La sua famiglia ha radici a Gerusalemme, pur vivendo oggi a Tel Aviv. I suoi nonni, anche loro nati a Gerusalemme, erano combattenti dell’Irgun, la formazione clandestina di resistenza anti-britannica, identificata con la destra di Menachem Begin. Negli ultimi anni ha dato vita a un progetto mediatico rivoluzionario online: una trasmissione di approfondimento, in diretta, dei processi a Netanyahu. In Israele è proibito filmare e registrare all’interno dei tribunali, ma nell’aula i giornalisti possono presenziare e riassumere live i dibattimenti. Il team che ha messo in piedi, fatto di giuristi di alto livello, spiega i fatti in diretta su internet. Kinneret, che oggi ha 48 anni, è madre single di una b ambina di otto anni. Racconta che la gente le scrive sui social ogni sorta di insulti: “Prego che sua figlia rimanga orfana”, “Bisogna portarle via la bambina”: tutti utenti con nomi e foto che lei puntualmente archivia in una cartella piena di insulti. Nonostante i duri attacchi, Kinneret continua a trasmettere e a commentare i processi a Netanyahu, sostenendo, insieme agli altri giuristi, che tutti i capi di imputazione siano stati orchestrati a tavolino e che ciò dimostra la politicizzazione del sistema giudiziario contro Netanyahu. Kinneret è una delle figure che più hanno influenzato gli israeliani a votare Likud e a permettere a Netanyahu di formare il governo attuale.
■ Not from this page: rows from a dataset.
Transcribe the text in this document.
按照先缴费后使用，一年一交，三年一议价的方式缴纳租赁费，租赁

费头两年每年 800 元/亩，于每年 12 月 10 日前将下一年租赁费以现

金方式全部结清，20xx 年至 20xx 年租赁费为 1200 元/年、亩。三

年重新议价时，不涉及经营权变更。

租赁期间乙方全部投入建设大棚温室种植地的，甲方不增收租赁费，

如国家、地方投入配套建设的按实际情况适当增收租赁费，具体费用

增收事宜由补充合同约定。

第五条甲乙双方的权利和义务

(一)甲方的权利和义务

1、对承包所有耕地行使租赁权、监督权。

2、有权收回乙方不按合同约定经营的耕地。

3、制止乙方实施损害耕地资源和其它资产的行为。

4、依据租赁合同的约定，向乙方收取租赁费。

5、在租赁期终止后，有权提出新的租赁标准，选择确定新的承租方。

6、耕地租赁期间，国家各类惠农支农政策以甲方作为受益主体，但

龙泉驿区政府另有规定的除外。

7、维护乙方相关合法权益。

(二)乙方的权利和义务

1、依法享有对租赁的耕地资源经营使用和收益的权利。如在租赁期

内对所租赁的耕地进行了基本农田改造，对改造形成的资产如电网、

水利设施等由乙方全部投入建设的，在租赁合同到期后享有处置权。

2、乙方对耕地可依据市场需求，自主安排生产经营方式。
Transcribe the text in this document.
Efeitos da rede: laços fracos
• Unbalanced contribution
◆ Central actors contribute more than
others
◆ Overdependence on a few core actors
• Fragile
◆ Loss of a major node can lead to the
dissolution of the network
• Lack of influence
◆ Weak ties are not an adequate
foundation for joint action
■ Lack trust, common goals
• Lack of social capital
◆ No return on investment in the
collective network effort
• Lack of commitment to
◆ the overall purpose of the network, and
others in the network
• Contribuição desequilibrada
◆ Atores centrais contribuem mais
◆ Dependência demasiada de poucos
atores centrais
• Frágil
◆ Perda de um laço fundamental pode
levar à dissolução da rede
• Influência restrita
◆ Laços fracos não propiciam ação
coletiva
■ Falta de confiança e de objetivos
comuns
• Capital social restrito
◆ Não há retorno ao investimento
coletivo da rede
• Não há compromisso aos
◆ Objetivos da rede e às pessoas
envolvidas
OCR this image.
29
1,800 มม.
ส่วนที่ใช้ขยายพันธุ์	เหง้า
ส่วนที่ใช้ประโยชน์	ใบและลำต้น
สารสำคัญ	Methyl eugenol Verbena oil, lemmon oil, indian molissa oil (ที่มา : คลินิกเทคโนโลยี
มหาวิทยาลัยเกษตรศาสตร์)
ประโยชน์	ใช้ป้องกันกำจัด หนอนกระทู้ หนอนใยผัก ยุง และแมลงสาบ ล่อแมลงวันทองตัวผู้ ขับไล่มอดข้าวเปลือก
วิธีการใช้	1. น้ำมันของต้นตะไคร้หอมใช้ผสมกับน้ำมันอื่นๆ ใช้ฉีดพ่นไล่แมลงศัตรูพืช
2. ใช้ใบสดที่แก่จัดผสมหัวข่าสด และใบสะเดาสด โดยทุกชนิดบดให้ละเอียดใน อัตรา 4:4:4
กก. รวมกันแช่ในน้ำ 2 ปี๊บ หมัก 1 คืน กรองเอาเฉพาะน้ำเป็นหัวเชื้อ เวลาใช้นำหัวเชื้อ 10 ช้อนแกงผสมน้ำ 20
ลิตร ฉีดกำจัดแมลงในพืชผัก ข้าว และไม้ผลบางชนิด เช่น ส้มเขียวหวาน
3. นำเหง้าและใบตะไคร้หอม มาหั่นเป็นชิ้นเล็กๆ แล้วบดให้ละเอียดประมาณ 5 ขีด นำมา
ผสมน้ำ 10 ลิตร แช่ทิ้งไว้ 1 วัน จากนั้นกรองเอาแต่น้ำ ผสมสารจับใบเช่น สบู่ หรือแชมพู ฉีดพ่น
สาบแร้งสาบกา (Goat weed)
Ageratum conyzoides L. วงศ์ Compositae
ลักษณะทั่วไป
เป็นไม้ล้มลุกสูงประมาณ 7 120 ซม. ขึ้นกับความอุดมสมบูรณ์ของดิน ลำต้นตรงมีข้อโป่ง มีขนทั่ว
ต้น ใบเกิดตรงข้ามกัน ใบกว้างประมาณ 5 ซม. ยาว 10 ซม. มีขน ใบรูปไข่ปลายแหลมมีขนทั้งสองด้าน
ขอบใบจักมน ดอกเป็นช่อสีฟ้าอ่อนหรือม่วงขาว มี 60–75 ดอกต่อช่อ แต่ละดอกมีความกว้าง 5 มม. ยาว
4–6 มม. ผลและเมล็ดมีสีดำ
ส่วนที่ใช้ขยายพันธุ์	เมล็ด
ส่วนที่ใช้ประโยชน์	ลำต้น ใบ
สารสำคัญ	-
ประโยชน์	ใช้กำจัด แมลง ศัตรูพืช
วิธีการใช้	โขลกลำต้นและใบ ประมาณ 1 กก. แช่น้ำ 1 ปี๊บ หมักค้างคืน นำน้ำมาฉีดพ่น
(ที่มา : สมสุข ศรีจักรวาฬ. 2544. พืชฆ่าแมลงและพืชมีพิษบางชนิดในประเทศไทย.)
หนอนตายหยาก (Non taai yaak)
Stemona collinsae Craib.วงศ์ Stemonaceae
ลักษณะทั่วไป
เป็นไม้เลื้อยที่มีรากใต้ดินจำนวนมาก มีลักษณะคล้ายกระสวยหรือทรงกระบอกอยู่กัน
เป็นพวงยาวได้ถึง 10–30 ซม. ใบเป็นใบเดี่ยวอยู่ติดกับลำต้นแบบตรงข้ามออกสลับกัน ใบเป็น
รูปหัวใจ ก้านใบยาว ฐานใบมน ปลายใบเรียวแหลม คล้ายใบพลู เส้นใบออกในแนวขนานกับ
Volti come Luzon e Barashi sintetizzano la varietà dei sostenitori di Bibi. La sua coalizione include partiti religiosi diversi tra loro, i cui elettori propendono per un governo a guida Netanyahu perché ritengono che preserverà il carattere ebraico dello Stato. Ma il Likud ha sempre avuto elettori provenienti da ogni settore della società, compresi laici e liberal. Ze’ev Jabotinsky, il fondatore di quello che in seguito divenne il Likud, è noto per il sostegno ai diritti individuali, basato sul principio “ogni individuo è un re”. Fra coloro che sono passati a sostenerlo ci sono anche Irit Linur, scrittrice e giornalista, un tempo icona della sinistra, Talia Einhorn, nota esperta di diritto internazionale, e Gadi Taub, intellettuale di riferimento sul tema dell’ostilità a Netanyahu nel mondo dell’accademia. Dietro alla nuova stagione politica israeliana ci sono le loro storie, oltre a quelle di centinaia di migliaia di elettori delle periferie, appartenenti alle classi socio economiche meno abbienti che i partiti di sinistra hanno lasciato alla destra.